Faisant volte-face, le soleil dans les yeux, il eut à peine temps d’apercevoir le deuxième guerrier se précipitant vers lui, sabre armé au dessus de sa tête.
Sachant qu’il était trop tard pour dévier le coup, il lança le tranchant de son sabre vers le tronc du sabreur, espérant le prendre de vitesse.
Le sang du torse de ennemi giclant sur son visage, il savait que sa lame avait atteint son objectif. Le sabreur s’étant figé derrière lui, Mamoru se retourna.
Par chance, son sabre l’avait touché au flanc, à la jointure des deux faces de son plastron.
Le guerrier, se vidant de son sang, le toisait, lâchant son arme.
Dans un dernier râle, il s’écroula sur le cadavre de son compagnon, mort avant de toucher le sol.
Le souffle court, le samouraï mis un genou à terre, sentant un liquide couler sur son front et dans ses yeux.
Portant sa main au visage, il pensa d’abord au sang de son dernier opposant.

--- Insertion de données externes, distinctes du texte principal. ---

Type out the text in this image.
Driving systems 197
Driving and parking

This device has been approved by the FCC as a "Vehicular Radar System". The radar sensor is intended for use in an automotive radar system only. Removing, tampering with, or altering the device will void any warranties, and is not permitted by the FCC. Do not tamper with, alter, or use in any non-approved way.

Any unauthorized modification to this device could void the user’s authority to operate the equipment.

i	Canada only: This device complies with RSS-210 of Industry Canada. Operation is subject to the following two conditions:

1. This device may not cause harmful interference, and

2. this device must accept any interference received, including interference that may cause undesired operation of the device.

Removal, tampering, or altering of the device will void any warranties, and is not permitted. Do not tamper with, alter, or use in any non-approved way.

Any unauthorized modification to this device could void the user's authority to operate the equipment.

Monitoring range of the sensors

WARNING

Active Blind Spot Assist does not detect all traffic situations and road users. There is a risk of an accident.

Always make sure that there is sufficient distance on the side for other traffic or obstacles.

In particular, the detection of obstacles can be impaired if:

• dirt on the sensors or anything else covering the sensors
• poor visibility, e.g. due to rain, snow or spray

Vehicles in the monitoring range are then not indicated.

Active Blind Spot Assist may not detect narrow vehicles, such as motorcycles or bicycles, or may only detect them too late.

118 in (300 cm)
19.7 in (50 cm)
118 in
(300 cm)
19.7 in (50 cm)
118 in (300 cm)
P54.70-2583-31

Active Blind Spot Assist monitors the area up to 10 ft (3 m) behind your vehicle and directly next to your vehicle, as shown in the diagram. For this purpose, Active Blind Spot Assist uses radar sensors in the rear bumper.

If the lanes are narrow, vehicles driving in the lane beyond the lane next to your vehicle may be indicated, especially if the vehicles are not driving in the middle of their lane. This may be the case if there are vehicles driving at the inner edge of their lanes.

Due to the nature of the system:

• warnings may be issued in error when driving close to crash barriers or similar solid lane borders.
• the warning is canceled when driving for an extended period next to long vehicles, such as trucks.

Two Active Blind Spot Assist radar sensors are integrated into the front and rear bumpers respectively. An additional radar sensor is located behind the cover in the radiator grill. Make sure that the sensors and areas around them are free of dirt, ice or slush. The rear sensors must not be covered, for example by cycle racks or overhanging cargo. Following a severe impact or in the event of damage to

Mais il comprit, sentant ses forces le quitter, qu’il s’agissait du sien.
Mamoru sentit ses jambes se dérober sous son poids.
Avec le poids de son équipement, il sentait également le poids de ses années de servitude, de ses nombreuses batailles gagnées au profil de son clan.
Le samouraï n’avait aucun regret. Il ne faisait que son devoir.
Sentant ses dernières forces l’abandonner, Mamoru jeta un ultime regard vers le lointain mont Aso, où les derniers des siens survivaient.
Sa tête reposant sur le sol, le samouraï sourit, avant de fermer les yeux définitivement.
J’aime beaucoup l’univers et c’est bien écrit.
C’est juste un texte court ou tu comptes faire une histoire plus longue ?
Yop ! Aucune idée, j’avoue que ça me botterait bien d’en faire un récit plus long. J’aime bien le contexte historique de ce genre d’histoire.